Compare Small Versions that Wrap Around

Why use small versions

Almost all stateful services (data store, cache, etc.) have versions stored along with each piece of data. The version can be in the form of a timestamp, version (a.k.a logical clock), or even better -- Hybrid Logical Clock.

If it's a data store, HLC is almost always better than timestamp or version. Because HCL is strictly more powerful than either timestamp or version and data stores are usually OK with sparing a few extra bytes to store it.

But there are legitimate cases that one might prefer versions. E.g. you might want to store a small version (2 bytes) in cache instead of HLC. Because a cache service is most likely memory-bound and spending a few extra bytes for every piece of data in cache can be very expensive. Especially if you are mostly caching small data.

Small Version Comparison

It's not straightforward

Let's say we want to only use two bytes (16 bits) for each version field. With 16 bits, it can only represent numbers up to 65535. What happens if you bump the version more than 65535 times? It overflows or wraps around. It goes from 65535 back to 0 again. In normal sense, 0 is less than 65535. But it shouldn't be the case here. Version is used for ordering events, the even which bumped the version from 65535 to 0, happened after the event at version 65535. So, you want 0 to be greater than 65535. You want 0 > 65535 to return true.

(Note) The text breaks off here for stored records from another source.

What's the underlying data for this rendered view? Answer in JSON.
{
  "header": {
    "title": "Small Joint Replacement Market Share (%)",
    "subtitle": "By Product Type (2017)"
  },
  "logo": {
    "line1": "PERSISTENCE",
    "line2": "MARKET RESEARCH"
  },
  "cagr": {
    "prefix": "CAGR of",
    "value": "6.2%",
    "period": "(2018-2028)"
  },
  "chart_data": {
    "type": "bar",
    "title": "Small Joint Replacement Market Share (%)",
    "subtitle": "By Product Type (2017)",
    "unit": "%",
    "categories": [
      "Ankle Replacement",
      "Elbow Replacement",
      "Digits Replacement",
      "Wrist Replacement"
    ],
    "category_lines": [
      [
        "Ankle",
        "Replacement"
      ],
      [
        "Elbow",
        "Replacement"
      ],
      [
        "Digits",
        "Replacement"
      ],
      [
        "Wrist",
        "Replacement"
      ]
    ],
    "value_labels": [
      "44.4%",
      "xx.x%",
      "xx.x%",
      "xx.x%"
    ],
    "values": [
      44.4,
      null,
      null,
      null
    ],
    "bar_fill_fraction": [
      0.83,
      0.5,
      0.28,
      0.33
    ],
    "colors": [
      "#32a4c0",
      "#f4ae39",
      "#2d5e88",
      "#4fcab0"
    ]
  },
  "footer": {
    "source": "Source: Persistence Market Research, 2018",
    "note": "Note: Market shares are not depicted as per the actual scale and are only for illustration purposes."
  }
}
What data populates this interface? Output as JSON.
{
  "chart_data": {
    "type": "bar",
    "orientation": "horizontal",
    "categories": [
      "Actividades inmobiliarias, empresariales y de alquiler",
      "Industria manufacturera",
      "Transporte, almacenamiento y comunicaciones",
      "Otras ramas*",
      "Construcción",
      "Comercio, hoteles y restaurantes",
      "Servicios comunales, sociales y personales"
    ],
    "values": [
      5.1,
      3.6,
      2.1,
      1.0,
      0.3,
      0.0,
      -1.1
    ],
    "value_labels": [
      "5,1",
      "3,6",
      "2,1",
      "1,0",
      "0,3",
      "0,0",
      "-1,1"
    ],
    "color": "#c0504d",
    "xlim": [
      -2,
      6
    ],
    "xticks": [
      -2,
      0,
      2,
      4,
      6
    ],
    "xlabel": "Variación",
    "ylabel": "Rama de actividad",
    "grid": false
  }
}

If a stateful service considers version 0 is less than version 65535, either it is already broken and people just don't realize it, or it will break in the future.

Circle instead of axis

The versions instead of increasing on an axis, they go around on a circle.
Screen-Shot-2019-03-12-at-9.36.06-PM

Comparing two versions on an axis is simple. The one on the right is the greater one. How do we compare two versions on a circle? We can't.

Let's consider the following example. Which one is greater? A or B?
Screen-Shot-2019-03-12-at-9.48.28-PM

If we consider A is greater, which means it happened after B, the gap between A and B is bigger. If considering B greater than A, the gap is smaller.
Screen-Shot-2019-03-12-at-9.53.30-PM

We cannot compare A and B without making assumptions. But if we assume that we are only comparing events that happened close to each other, we know B should be greater than A. This is a reasonable assumption to make as versions are often only used to order recent events during a racing window. It's unlikely that more than 2^15 events happened in a small racing window.

How to compute it

We are effectively comparing the distance from B to A and the distance from A to B. Because it's a circle, if B to A distance is more than 2^15, B must happen after A hence greater.

B > A iff B + D == A, where D >= 2^15
B + D == A iff A - B >= 2^15
A - B >=2^15 iff int16_t(A - B) < 0

So, at the very end, in C++, version_cmp(A, B) can be written as int16_t(A - B) > 0 -- an elegant one liner.

This is how small version comparison works.